The Bombay High Court rejected the plea made by defence lawyers Amin Solkar and Farhana Shah to allow them to interview Kasab, keeping jail officers beyond an audible distance.
The bench observed that security and national interest couldn’t be compromised. The bench also refused to enter into the issue of the threat perception — to both, Kasab himself and others around him — expressed by the police, saying the high court cannot question their perception.
The lawyers alleged that Kasab refused to answer any of their queries in their presence. They had also alleged that an Intelligence Bureau officer was present during one of their meetings held earlier.
Later in the day, a division bench of Justice Ranjana Desai and Justice RV More admitted Kasab's plea challenging his conviction for his involvement in November 26, 2008 strike.

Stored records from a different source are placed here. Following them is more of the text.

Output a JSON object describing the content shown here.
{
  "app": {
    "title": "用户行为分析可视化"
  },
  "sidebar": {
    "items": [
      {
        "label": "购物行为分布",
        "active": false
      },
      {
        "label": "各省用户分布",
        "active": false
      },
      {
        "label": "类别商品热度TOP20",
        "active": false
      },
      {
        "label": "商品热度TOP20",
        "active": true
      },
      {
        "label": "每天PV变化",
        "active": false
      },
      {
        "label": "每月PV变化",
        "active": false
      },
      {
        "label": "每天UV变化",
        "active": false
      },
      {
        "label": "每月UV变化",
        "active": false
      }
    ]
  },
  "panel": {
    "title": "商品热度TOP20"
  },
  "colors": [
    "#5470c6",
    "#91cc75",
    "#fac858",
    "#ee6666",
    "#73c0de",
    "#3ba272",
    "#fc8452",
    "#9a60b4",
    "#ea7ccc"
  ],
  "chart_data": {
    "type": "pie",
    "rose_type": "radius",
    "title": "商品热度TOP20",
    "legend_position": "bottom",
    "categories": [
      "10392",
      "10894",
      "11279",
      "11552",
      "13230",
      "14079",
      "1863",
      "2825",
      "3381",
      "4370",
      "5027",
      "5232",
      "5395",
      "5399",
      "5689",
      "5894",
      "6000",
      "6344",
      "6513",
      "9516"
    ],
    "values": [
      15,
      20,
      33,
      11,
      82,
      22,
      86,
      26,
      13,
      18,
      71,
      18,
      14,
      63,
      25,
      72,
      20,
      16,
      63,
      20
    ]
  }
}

The strike, which went on for three days, claimed 166 lives. The appeal challenging the conviction will be heard along with the confirmation of death sentence awarded by a special court on May 6. The court will decide on whether the prosecution or defence will open the arguments on October 6.
Special public prosecutor, Ujjwal Nikam, citing provisions of the Criminal Procedure Code, said the defence should open arguments in support of the appeal. Solkar said the state should argue first on the confirmation of the death sentence and he will follow.

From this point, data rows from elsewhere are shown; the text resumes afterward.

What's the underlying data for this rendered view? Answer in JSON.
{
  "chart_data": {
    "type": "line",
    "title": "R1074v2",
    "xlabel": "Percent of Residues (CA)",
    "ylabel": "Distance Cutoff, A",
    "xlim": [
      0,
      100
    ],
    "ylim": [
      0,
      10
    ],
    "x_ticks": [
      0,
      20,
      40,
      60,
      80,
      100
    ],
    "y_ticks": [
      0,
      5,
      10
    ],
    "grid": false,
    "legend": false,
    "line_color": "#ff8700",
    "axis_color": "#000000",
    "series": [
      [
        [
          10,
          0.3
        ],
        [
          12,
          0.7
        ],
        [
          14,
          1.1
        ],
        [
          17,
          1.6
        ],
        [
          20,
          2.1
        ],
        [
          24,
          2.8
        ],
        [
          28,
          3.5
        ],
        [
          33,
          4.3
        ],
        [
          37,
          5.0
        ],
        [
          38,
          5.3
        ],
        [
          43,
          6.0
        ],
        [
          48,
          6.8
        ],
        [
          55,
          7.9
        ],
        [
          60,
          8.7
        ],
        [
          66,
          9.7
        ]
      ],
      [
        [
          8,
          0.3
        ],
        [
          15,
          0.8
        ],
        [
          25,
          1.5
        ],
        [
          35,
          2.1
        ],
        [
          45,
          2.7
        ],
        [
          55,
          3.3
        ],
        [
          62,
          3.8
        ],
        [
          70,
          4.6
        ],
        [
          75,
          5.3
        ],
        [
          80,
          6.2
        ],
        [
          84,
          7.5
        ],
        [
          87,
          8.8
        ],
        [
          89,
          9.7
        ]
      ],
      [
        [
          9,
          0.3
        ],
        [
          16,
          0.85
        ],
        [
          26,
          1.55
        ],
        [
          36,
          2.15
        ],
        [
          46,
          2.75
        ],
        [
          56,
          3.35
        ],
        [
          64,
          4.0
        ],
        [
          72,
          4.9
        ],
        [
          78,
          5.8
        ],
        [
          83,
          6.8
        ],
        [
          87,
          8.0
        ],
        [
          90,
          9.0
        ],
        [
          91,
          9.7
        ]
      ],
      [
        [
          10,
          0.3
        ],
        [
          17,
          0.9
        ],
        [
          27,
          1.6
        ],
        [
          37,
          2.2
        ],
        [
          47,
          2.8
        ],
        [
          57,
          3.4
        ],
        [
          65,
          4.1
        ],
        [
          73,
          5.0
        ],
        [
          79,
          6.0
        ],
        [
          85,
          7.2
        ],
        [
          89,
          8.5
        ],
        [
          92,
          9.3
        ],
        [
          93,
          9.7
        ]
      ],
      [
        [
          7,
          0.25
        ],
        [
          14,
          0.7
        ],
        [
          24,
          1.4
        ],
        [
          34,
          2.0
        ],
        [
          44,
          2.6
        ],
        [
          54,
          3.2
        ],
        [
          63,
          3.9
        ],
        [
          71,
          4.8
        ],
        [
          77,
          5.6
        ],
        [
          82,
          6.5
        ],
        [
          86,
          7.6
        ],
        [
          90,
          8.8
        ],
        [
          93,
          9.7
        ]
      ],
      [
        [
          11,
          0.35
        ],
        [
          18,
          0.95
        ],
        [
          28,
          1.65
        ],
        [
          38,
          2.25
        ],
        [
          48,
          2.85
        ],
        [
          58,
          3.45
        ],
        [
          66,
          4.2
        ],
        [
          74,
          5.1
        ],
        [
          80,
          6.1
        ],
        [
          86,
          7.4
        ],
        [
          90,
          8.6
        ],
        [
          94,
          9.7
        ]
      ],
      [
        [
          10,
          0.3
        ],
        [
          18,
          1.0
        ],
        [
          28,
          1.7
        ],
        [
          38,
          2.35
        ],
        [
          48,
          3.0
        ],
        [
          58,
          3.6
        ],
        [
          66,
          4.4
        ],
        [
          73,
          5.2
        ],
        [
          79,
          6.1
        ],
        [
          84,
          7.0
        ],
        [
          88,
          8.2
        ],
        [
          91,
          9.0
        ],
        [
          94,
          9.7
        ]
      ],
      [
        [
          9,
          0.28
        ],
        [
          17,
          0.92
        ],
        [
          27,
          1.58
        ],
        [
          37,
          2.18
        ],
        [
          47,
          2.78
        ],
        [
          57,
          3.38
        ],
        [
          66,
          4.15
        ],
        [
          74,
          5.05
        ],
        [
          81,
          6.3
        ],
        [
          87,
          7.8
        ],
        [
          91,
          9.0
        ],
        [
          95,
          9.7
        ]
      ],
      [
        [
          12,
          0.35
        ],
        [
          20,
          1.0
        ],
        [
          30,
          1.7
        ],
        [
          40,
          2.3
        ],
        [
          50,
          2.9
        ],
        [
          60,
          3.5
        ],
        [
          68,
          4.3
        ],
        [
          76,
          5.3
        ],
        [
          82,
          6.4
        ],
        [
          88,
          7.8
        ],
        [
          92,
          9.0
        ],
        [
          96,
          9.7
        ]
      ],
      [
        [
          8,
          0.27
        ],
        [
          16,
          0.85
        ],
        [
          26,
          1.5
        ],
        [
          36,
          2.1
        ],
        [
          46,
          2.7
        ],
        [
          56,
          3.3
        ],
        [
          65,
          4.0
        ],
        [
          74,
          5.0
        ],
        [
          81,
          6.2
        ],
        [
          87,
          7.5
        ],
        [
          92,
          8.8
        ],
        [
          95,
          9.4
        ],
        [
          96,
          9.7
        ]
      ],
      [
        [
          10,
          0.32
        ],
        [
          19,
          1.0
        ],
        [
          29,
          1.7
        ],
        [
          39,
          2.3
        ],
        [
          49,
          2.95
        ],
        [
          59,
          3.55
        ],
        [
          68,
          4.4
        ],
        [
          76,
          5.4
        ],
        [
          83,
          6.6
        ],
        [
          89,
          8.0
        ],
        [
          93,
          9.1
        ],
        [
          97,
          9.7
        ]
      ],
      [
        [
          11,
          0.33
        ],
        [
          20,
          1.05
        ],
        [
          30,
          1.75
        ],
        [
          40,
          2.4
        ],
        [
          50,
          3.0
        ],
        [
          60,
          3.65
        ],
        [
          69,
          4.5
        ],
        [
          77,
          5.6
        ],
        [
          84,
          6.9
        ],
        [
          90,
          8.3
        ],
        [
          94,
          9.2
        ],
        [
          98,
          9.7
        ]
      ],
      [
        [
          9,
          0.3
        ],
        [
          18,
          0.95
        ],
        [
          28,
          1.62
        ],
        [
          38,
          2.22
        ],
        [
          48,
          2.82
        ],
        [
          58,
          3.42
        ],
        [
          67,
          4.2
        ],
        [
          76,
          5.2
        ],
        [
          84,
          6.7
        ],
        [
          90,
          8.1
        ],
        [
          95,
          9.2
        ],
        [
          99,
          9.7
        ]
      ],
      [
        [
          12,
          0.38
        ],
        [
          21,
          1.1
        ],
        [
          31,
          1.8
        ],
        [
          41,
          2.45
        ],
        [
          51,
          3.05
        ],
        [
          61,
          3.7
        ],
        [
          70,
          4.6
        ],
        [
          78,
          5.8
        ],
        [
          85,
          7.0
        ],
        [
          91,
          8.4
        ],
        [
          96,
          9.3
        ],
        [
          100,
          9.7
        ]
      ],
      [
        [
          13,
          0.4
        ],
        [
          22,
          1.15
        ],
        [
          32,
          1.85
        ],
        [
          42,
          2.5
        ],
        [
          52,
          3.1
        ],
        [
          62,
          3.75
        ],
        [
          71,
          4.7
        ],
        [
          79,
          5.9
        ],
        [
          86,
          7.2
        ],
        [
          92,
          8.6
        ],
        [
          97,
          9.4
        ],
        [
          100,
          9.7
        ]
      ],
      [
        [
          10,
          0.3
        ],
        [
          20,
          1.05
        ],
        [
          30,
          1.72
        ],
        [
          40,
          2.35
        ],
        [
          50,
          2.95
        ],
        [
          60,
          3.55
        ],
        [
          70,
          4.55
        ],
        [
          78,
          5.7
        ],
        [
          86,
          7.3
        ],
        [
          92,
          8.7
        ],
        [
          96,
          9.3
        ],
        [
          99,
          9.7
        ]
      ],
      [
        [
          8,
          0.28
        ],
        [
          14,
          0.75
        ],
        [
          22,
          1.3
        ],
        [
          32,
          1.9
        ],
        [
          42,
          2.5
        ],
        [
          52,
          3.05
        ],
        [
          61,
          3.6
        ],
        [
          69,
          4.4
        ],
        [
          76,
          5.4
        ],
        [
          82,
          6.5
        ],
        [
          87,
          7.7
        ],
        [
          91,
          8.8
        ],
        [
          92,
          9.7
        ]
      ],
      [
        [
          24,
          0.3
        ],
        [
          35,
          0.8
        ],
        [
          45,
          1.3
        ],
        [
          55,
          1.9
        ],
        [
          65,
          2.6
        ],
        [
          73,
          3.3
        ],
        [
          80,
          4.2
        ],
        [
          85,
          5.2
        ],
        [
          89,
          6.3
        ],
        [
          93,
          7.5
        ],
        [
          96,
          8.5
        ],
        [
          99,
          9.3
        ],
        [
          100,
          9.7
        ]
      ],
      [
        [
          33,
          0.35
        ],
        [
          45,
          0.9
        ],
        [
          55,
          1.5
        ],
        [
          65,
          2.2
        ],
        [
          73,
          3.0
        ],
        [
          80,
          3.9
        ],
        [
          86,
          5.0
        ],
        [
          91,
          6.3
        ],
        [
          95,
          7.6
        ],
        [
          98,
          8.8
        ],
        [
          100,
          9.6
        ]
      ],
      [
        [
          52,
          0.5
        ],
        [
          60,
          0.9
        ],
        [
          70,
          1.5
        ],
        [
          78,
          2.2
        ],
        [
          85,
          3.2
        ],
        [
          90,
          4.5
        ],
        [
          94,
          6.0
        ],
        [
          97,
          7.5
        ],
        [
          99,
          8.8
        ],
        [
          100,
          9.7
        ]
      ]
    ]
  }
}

The bench also felt the prosecution should open the arguments pointing to certain judgements of the apex court.
Nikam said the appeal challenging the death sentence should be decided first because the question of hearing and deciding the confirmation of the death sentence would come up only if the appeal fails.
The court may not require hearing the confirmation case, in case it allows the appeal, and acquits the accused or imposes lesser punishment, Nikam said.